Apple Computer co-founder and philanthropist Steve Wozniak pauses while speaking at the Bay Area Discovery Museum's Discovery Forum Feb. 1, 2010. Wozniak has recently said he plans to gain Australian citizenship.
Steve Wozniak returned Thursday afternoon after news he was seeking an Australian citizenship. But Woz doesn't want to be an Aussie. Instead he wants to live in New Zealand.
Stepping off an 11-hour flight, the Apple co-founder confirmed reports that he's applied for Australian citizenship, that he had no interest in dropping his American citizenship and that he and his wife, Janet Hill, simply love New Zealand.
Australia and New Zealand have few restrictions for their residents when it comes to living in the other's country, with New Zealand's approach being almost seamless:
If you’re an Australian citizen you will usually be allowed to live, work or study in New Zealand and won't need to apply for any type of visa before traveling.

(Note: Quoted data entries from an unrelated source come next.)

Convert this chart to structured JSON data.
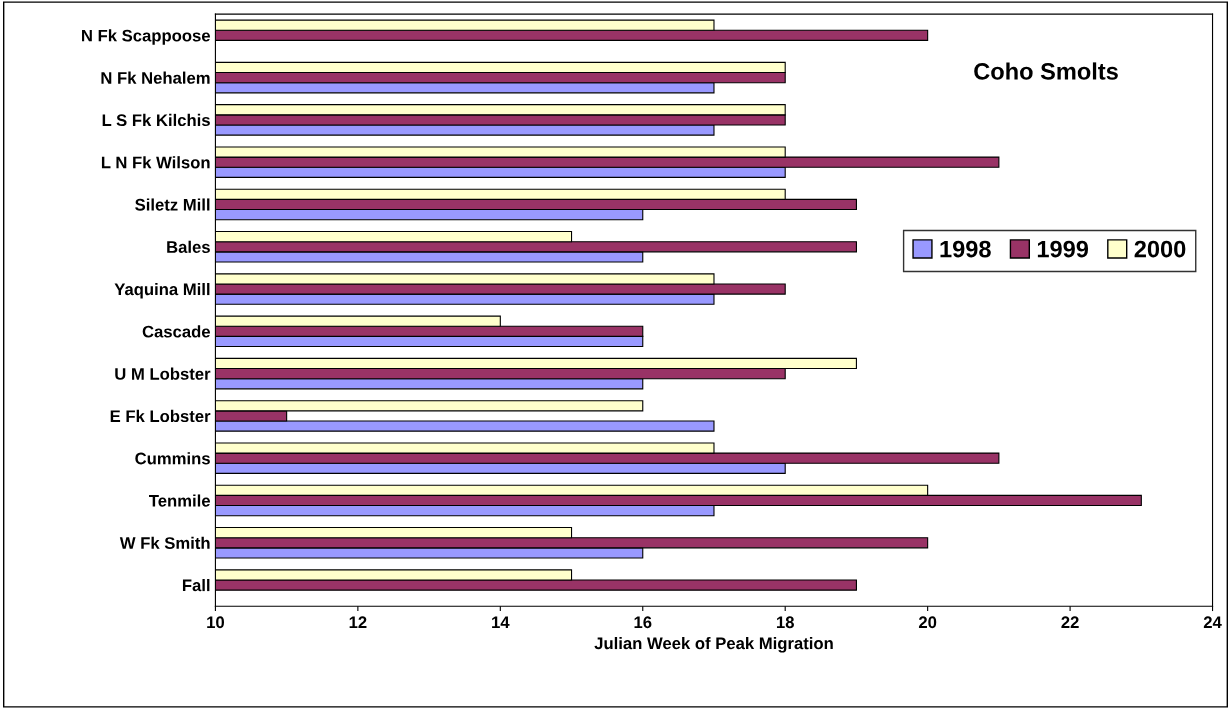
{
  "chart_data": {
    "type": "bar",
    "orientation": "horizontal",
    "title": "Coho Smolts",
    "xlabel": "Julian Week of Peak Migration",
    "categories": [
      "N Fk Scappoose",
      "N Fk Nehalem",
      "L S Fk Kilchis",
      "L N Fk Wilson",
      "Siletz Mill",
      "Bales",
      "Yaquina Mill",
      "Cascade",
      "U M Lobster",
      "E Fk Lobster",
      "Cummins",
      "Tenmile",
      "W Fk Smith",
      "Fall"
    ],
    "series": [
      {
        "name": "1998",
        "color": "#9999ff",
        "values": [
          null,
          17,
          17,
          18,
          16,
          16,
          17,
          16,
          16,
          17,
          18,
          17,
          16,
          null
        ]
      },
      {
        "name": "1999",
        "color": "#993366",
        "values": [
          20,
          18,
          18,
          21,
          19,
          19,
          18,
          16,
          18,
          11,
          21,
          23,
          20,
          19
        ]
      },
      {
        "name": "2000",
        "color": "#ffffcc",
        "values": [
          17,
          18,
          18,
          18,
          18,
          15,
          17,
          14,
          19,
          16,
          17,
          20,
          15,
          15
        ]
      }
    ],
    "xlim": [
      10,
      24
    ],
    "xticks": [
      10,
      12,
      14,
      16,
      18,
      20,
      22,
      24
    ],
    "grid": false,
    "legend": "right"
  }
}
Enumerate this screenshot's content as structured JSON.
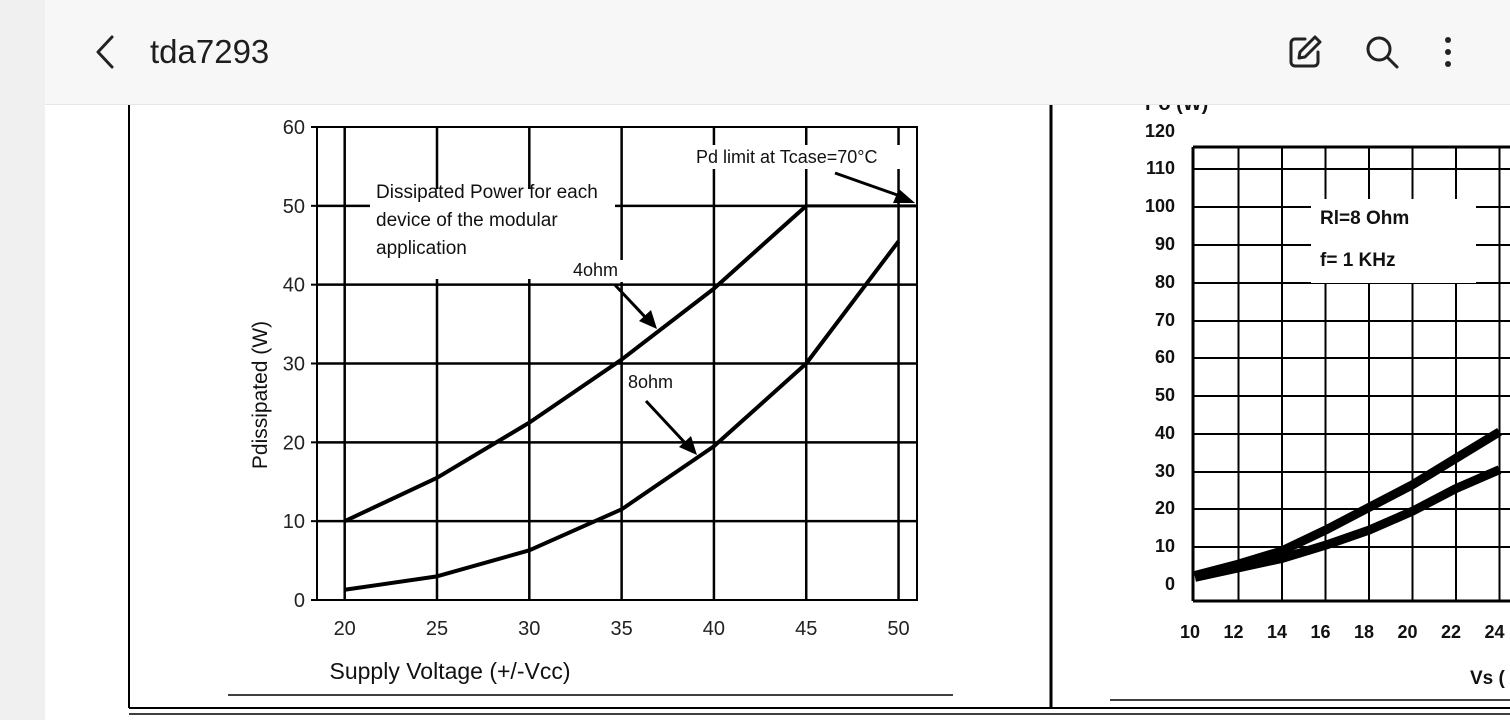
{
  "app": {
    "title": "tda7293",
    "icons": {
      "back": "chevron-left-icon",
      "edit": "edit-icon",
      "search": "search-icon",
      "more": "more-vertical-icon"
    }
  },
  "chart_data": [
    {
      "type": "line",
      "title": "",
      "xlabel": "Supply Voltage (+/-Vcc)",
      "ylabel": "Pdissipated (W)",
      "xlim": [
        18.5,
        51
      ],
      "ylim": [
        0,
        60
      ],
      "x_ticks": [
        20,
        25,
        30,
        35,
        40,
        45,
        50
      ],
      "y_ticks": [
        0,
        10,
        20,
        30,
        40,
        50,
        60
      ],
      "grid": true,
      "series": [
        {
          "name": "4ohm",
          "x": [
            20,
            25,
            30,
            35,
            40,
            45
          ],
          "y": [
            10,
            15.5,
            22.5,
            30.5,
            39.5,
            50
          ]
        },
        {
          "name": "8ohm",
          "x": [
            20,
            25,
            30,
            35,
            40,
            45,
            50
          ],
          "y": [
            1.3,
            3,
            6.3,
            11.5,
            19.5,
            30,
            45.5
          ]
        }
      ],
      "annotations": {
        "description": [
          "Dissipated Power for each",
          "device of the modular",
          "application"
        ],
        "pd_limit": "Pd limit at Tcase=70°C",
        "pd_limit_value": 50
      }
    },
    {
      "type": "line",
      "title": "",
      "ylabel": "Po (W)",
      "xlabel": "Vs (",
      "x_ticks": [
        10,
        12,
        14,
        16,
        18,
        20,
        22,
        24
      ],
      "y_ticks": [
        0,
        10,
        20,
        30,
        40,
        50,
        60,
        70,
        80,
        90,
        100,
        110,
        120
      ],
      "grid": true,
      "legend": [
        "Rl=8 Ohm",
        "f= 1 KHz"
      ],
      "series": [
        {
          "x": [
            10,
            12,
            14,
            16,
            18,
            20,
            22,
            24
          ],
          "y": [
            2,
            5,
            8.5,
            14,
            20,
            26,
            33,
            40
          ]
        },
        {
          "x": [
            10,
            12,
            14,
            16,
            18,
            20,
            22,
            24
          ],
          "y": [
            1.5,
            4,
            6.5,
            10,
            14,
            19,
            25,
            30
          ]
        }
      ]
    }
  ]
}
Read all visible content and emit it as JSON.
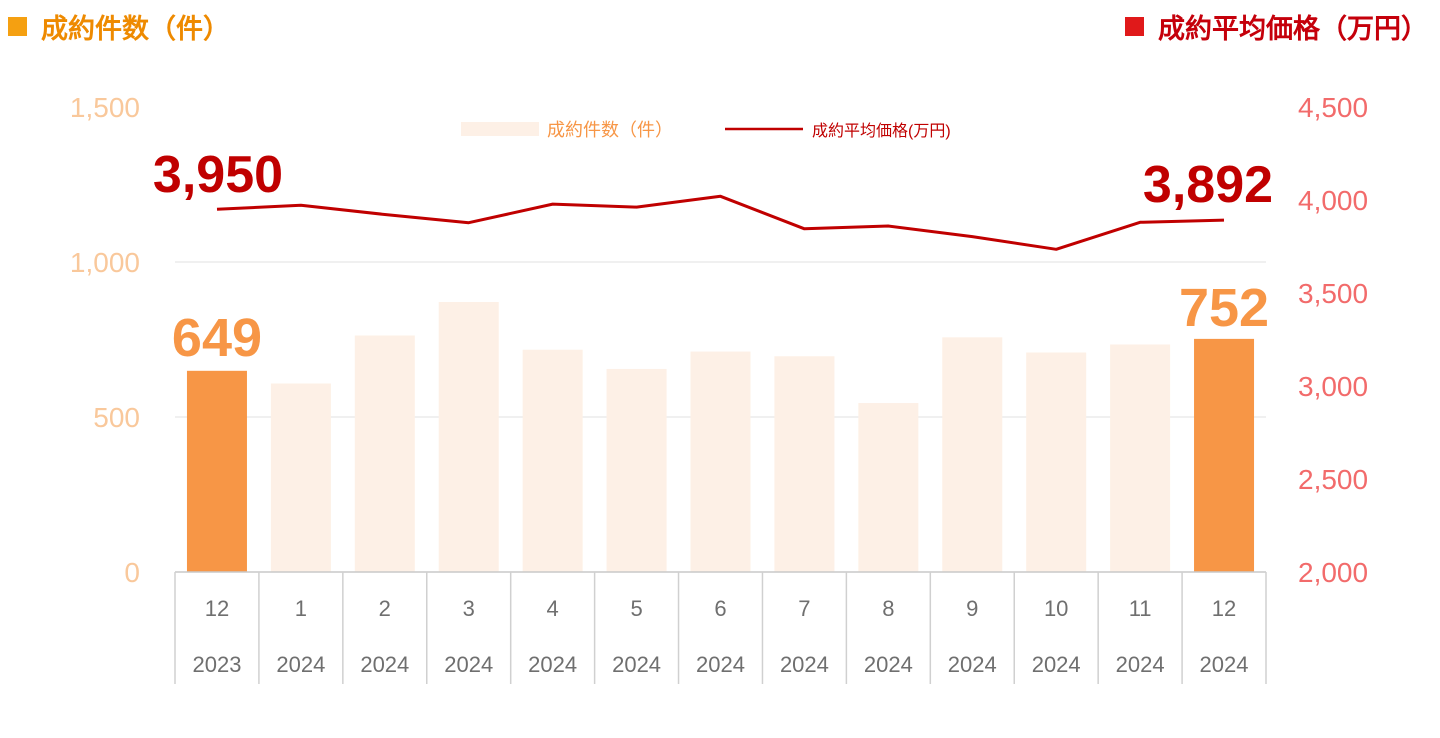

Woz's plan to keep his American citizenship means he will enjoy no tax advantages, and, in fact, he will pay more.
Loading two roller bags and a backpack into his wife's black Prius, Wozniak said, "Listen, I would never pay that kind of money for that kind of visa if I weren't serious (about Australian citizenship)."
The residency visa application is the first step toward citizenship Down Under for professionals and other skilled migrants.
Woz has been a fixture in the South Bay since founding Apple Computer with his friend Steve Jobs on April 1, 1976. Wozniak was instrumental in the creation of the San Jose Children's Museum as well as the Shoreline Amphitheater.
He could often be spotted rolling around Los Gatos on his Segway scooter.
Wozniak is presently chief scientist at Fusion-io Inc., a Salt Lake City-based maker of flash-memory technologies, according to Bloomberg.